J.B. : Le théâtre et vous c’est une longue histoire, et même du temps de vos études, puisque vous avez consacré votre thèse de droit sur  les rapports entre le pouvoir et le théâtre.
F.R. : Effectivement je m’aperçois que toute ma vie est liée au théâtre, que ce soit dans la gestion, dans la technique, dans la mise en scène… C’est une passion, et pour moi la plus grande passion, c’est la mise en scène. J’y ai fait des choses très différentes, dans le répertoire contemporain, dans des recherches très spéciales, notamment avec Frédéric de Goldfiem. Puis il y a eu la rencontre avec Carlo Boso*. Je suis allé voir un spectacle et en suis sorti émerveillé, mais émerveillé de la prouesse technique des comédiens qui savent jouer, faire de l’escrime, chanter, danser, se positionner en scène à merveille… On retrouve toute la biomécanique de Meyerhold**. J’ai eu envie de cheminer avec lui, et non seulement j’ai appris un art fondamental, parce qu’il est quasiment aux origines du théâtre professionnel d’aujourd’hui. Et aujourd’hui, Jacques, ce n’est pas un jour comme les autres : le 25 février c’est l’anniversaire de la naissance officielle de la commedia dell’ arte. En 1528, les acteurs d’une compagnie de commedia se sont réuni devant notaire et on signé un acte qui est la création de la première compagnie professionnelle du monde.

Pour fêter cela, Fred et moi avons entamé – et fini- une bouteille de prosecco, un vin blanc sec italien effervescent de type frizzante, de la région du Frioul, qui tout le monde le sait, est la région originaire de la commedia dell’ arte. Pour avoir une idée du travail de Frédéric en commedia, je vous renvoie à mon article sur « Le barbier de Séville »

Jacques Barbarin

Site : http://www.lasemeuse.asso.fr/

Théâtre de la Semeuse : 2 Montée Auguste Charles Kerl (prolongement rue St Joseph)
Vieux Nice 04 93 92 85 08
Centre Culturel de La Providence 4, rue de la Providence- Vieux Nice 04 93 80 34 12

*Carlo Boso (est un dramaturge et metteur en scène de théâtre italien. Diplômé de l’école d’Art dramatique du Piccolo Téatro de Milan, dirigée par Giorgio Strehler. En 2004, il crée avec Danuta Zarazik l’AIDAS, Académie Internationale Des Arts du Spectacle. Au cours de sa carrière, Carlo Boso a dirigé des multiples stages internationaux axés sur la conservation et la transmission des techniques expressives caractéristiques de la Commedia dell’ Arte.

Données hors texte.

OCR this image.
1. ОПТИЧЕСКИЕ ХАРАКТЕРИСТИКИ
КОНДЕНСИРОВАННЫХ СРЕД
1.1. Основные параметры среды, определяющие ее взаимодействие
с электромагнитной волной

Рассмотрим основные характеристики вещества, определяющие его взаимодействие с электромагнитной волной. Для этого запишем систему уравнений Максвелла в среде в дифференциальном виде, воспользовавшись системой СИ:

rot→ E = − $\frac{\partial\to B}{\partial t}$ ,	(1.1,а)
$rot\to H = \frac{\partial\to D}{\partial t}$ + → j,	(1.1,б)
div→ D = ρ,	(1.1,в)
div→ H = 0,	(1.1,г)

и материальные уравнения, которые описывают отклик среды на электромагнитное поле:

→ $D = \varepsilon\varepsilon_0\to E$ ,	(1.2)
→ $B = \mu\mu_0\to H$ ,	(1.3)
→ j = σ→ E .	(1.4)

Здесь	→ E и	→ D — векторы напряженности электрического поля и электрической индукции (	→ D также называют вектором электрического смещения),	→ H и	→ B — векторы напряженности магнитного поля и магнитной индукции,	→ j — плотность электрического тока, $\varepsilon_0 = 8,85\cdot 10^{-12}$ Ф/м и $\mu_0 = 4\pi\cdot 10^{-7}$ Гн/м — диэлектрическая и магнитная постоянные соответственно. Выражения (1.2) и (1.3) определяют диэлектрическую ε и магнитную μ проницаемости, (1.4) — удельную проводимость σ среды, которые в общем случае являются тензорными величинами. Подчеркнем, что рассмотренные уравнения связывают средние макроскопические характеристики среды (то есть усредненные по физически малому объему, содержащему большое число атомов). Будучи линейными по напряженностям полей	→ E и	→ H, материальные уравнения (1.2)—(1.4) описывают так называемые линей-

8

**Vsevolod Emilievitch Meyerhold, (1874-1940), est un dramaturge et metteur en scène russe. Il met au point une méthode révolutionnaire d’entraînement de l’acteur : la biomécanique. Il rejette ainsi la méthode psychologique de Stanislavski en se focalisant sur une approche purement physique. En s’inspirant du théâtre japonais, de la danse, de la commedia dell’ arte, il invente un jeu d’acteur totalement nouveau qui se veut une rupture totale avec le théâtre bourgeois.